Review of the record indicates that Officer Ortiz was informed that two white males were seen engaged in a burglary, that one wore a knit cap, and that one carried a white bag. Defendants were spotted by Ortiz in the vicinity of the reported burglary and their appearances matched the general description contained in the radio call, including the fact that one of them wore a knit cap. Additionally, Ortiz saw defendants place a white bag in the trunk of a car. Therefore, Ortiz was warranted in making a Terry stop of defendants.

B.

The state claims that the basis for the valid Terry stop of defendants ripened into probable cause for their arrest when Ortiz received “additional facts” upon confronting defendants. We agree, although for different reasons than argued by the State.

The requirements for probable cause to arrest are too well known to require repetition. (See People v. Lucas (1980), 88 Ill. App. 3d 942, 946, *1149410 N.E.2d 1040.) Our analysis must focus upon the facts and inferences available to Officer Ortiz at the time of his confrontation of defendants. Set forth above are the facts known to Officer Ortiz which justified his making a Terry stop of defendants. In carrying out that stop, Ortiz approached defendants and questioned them as to what he had just seen. Ortiz was met with defendants’ denials, which included their disclaimer of any interest in the car into which Ortiz saw them place a white bag. In our opinion, Ortiz very well may have had probable cause to arrest defendants on suspicion of burglary at this point. However, we need not base our decision on this set of circumstances, because subsequent information which became known to Ortiz clearly established the requisite probable cause to execute the arrest of defendants.

Upon hearing defendants twice deny any interest in the car, Ortiz took it upon himself to unlock the car’s trunk. Therein, he found the white bag which defendants had only moments earlier placed in the trunk. In the bag, Ortiz found what appeared to be proceeds of a burglary as well as burglary tools.
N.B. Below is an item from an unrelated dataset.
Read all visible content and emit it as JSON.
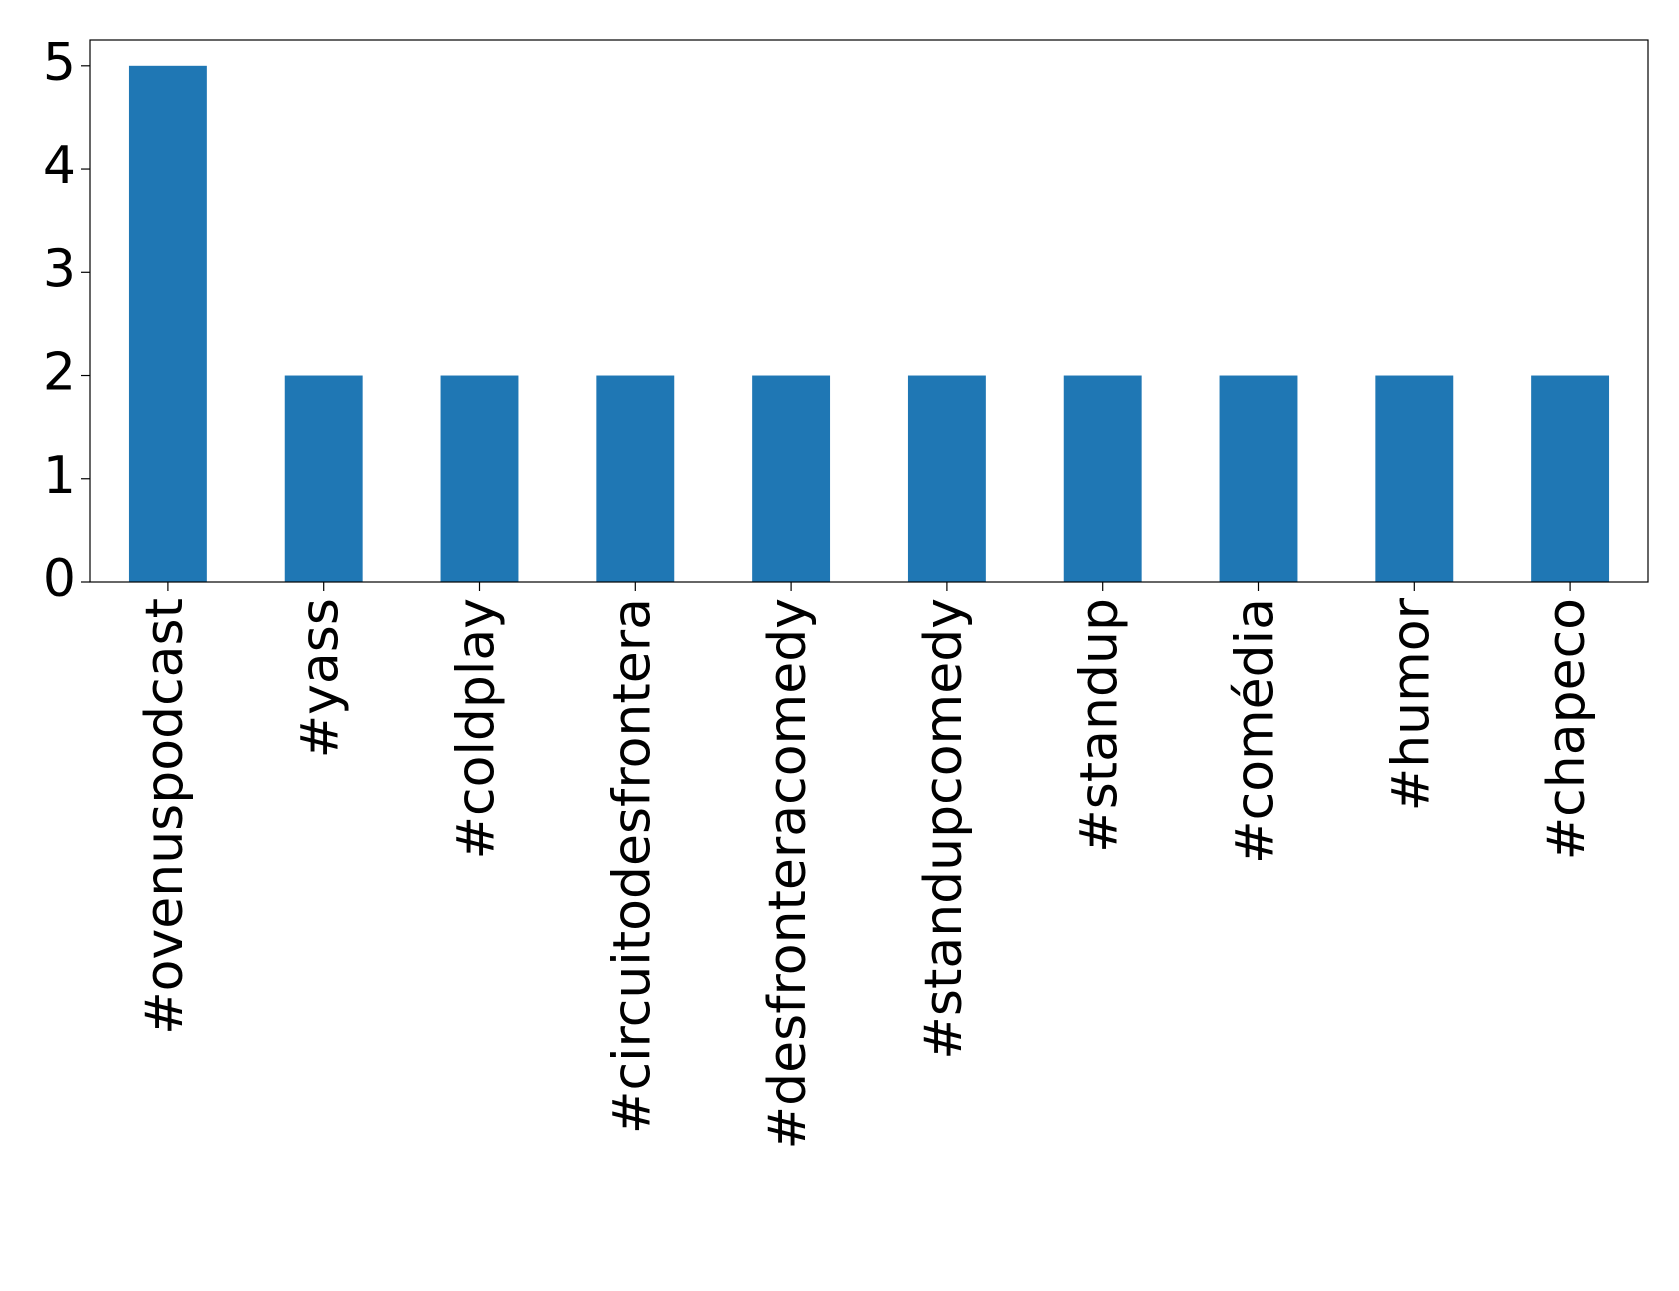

In our opinion, upon finding this evidence, Ortiz was not only warranted but, under the standards of effective police work, was required to place defendants under arrest.

Further, whether the actions of Ortiz in opening up the trunk of the car and seizing the items were constitutionally valid is a question which defendants have no standing to raise. When property is abandoned by an individual, that person no longer has a reasonable expectation of privacy in the property. As far as that individual is concerned, the property is no longer protected by the Fourth Amendment and may be searched and seized without a warrant. (See People v. Jones (1967), 38 Ill. 2d 427, 432, 231 N.E.2d 580; People v. Phoenix (1981), 96 Ill. App. 3d 557, 559, 421 N.E.2d 1022; People v. Almeido (1976), 39 Ill. App. 3d 197, 199, 350 N.E.2d 191.) The record in this case contains undisputed evidence that defendants disclaimed any interest in the car in responding to Ortiz’ inquiries. Consequently, they have no basis for contesting the validity of his inspection of the car’s trunk or of his seizing of items found therein. The circuit court therefore erred in suppressing the evidence taken from the car’s trunk.
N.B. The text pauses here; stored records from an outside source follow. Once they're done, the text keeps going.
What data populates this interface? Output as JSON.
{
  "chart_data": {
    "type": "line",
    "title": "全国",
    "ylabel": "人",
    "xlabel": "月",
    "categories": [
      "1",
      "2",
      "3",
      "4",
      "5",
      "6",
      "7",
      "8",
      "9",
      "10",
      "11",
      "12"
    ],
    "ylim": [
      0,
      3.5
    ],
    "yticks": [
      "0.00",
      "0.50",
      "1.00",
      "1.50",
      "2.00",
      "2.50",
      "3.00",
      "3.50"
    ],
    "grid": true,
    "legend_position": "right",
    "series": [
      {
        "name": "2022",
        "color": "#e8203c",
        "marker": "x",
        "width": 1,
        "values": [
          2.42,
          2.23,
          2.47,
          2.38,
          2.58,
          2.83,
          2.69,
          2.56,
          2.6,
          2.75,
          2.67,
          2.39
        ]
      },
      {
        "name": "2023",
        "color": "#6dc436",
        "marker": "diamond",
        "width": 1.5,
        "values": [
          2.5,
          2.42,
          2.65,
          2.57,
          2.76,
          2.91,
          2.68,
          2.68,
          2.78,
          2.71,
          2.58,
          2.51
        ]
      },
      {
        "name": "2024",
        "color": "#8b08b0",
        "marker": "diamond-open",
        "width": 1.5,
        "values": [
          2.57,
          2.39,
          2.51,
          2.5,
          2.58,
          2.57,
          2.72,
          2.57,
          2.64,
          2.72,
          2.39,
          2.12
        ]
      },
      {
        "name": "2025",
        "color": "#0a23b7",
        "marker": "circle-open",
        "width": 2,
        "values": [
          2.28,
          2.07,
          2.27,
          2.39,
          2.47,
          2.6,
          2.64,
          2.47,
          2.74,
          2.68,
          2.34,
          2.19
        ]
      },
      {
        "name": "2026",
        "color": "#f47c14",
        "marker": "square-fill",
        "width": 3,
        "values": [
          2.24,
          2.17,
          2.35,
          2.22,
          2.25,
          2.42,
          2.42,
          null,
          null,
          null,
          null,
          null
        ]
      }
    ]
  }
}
Moreover, once Ortiz possessed the items, the totality of the facts and circumstances known to him certainly ripened into probable cause to arrest defendants. Thus, the circuit court also erred in finding the arrest to have been made illegally.

II

In light of our findings here, it is unnecessary for us to address the state’s contention that the search was valid as incident to defendants’ arrest. Similarly, since we have determined that the arrest of defendants *1150was legal, their contention that the evidence seized must be suppressed as fruit of the allegedly illegal arrest is rendered moot.

For the reasons set forth above, we find the arrest of defendants and seizure of the items in the vehicle to have been legitimate exercises of police power which did not violate any Fourth Amendment rights to which defendants were entitled. We therefore reverse the orders of the circuit court of Cook County and remand the cases for further proceedings.1

Reversed and remanded.

HARTMAN, P. J., and STAMOS, J., concur.